Crass - Chansons d'amour Présentation du livre

« Le titre de ce recueil de textes sonne comme une blague pour ceux qui douteraient du rapport entre punk, anarchie et humanisme. Ce collectif d’artistes de tous âges et tous niveaux socioculturels, s’est formé en 1977 et s’est sabordé, comme cela était annoncé avec cette ironie discrète : « Nous arrêterions le groupe en 1984, ce qui, Big Brother ou pas, nous donnait sept années pour changer le monde, et le reste de nos vies pour nous dé désinstitutionnaliser nous-mêmes. » à la mort du groupe, ses membres ont poursuivi leurs activités et prolongé leur réflexion. Leur maison est devenue progressivement un lieu de passage pour des alternatifs du monde entier encore subjugués par la force que Crass communiquait. Leur impact a été bien plus profond dans l’Angleterre de Thatcher qu’en France.

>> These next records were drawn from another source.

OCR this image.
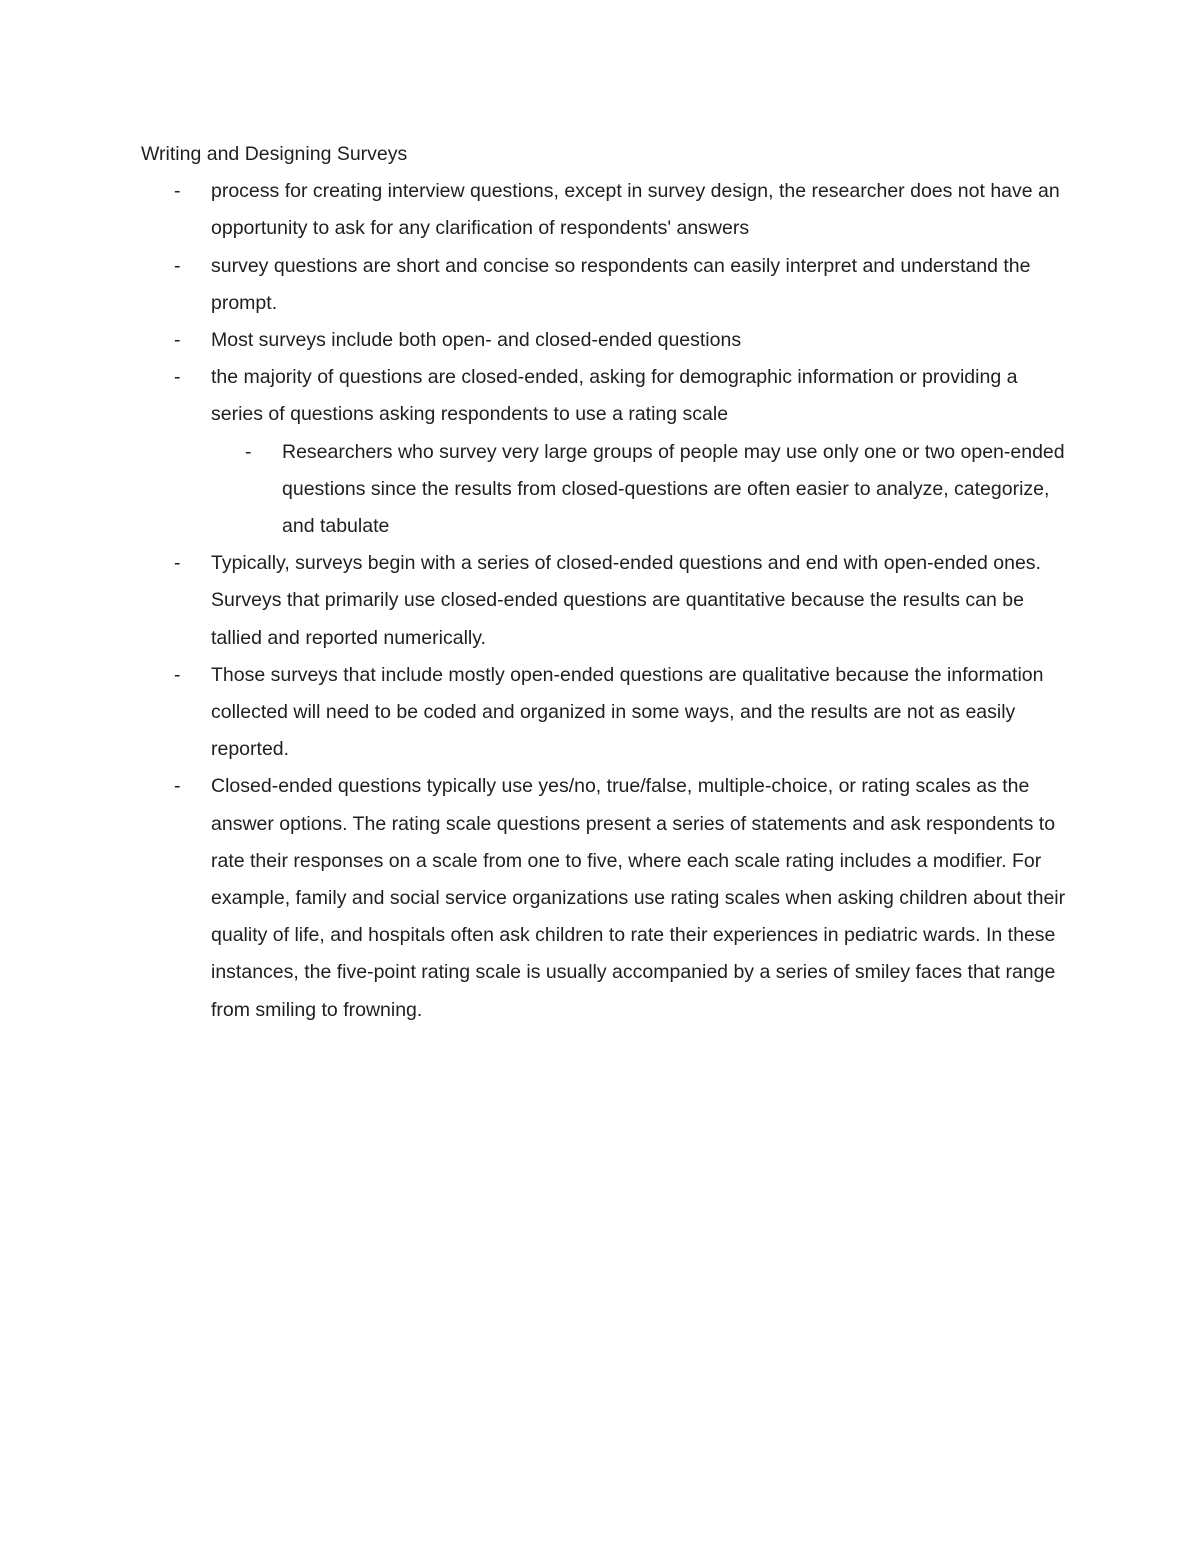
Writing and Designing Surveys
- process for creating interview questions, except in survey design, the researcher does not have an opportunity to ask for any clarification of respondents' answers
- survey questions are short and concise so respondents can easily interpret and understand the prompt.
- Most surveys include both open- and closed-ended questions
- the majority of questions are closed-ended, asking for demographic information or providing a series of questions asking respondents to use a rating scale
- Researchers who survey very large groups of people may use only one or two open-ended questions since the results from closed-questions are often easier to analyze, categorize, and tabulate
- Typically, surveys begin with a series of closed-ended questions and end with open-ended ones. Surveys that primarily use closed-ended questions are quantitative because the results can be tallied and reported numerically.
- Those surveys that include mostly open-ended questions are qualitative because the information collected will need to be coded and organized in some ways, and the results are not as easily reported.
- Closed-ended questions typically use yes/no, true/false, multiple-choice, or rating scales as the answer options. The rating scale questions present a series of statements and ask respondents to rate their responses on a scale from one to five, where each scale rating includes a modifier. For example, family and social service organizations use rating scales when asking children about their quality of life, and hospitals often ask children to rate their experiences in pediatric wards. In these instances, the five-point rating scale is usually accompanied by a series of smiley faces that range from smiling to frowning.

Les pessimistes d’alors, aux jeunesses et adolescences gâchées par la crainte de la bombe nucléaire, ont trouvé via le groupe un moyen de se libérer, d’oser faire et dire ce qu’ils souhaitaient, ont réussi à être eux-mêmes, intégralement et dans le respect de la dignité des autres. « Nous n’étions pas des imbéciles à l’époque et nous ne sommes toujours pas des imbéciles aujourd’hui, mais cela a pris un temps fou au courant dominant pour enfin en prendre conscience. » Sylvain Nicolino, La Femelle du Requin, Obskure (extrait)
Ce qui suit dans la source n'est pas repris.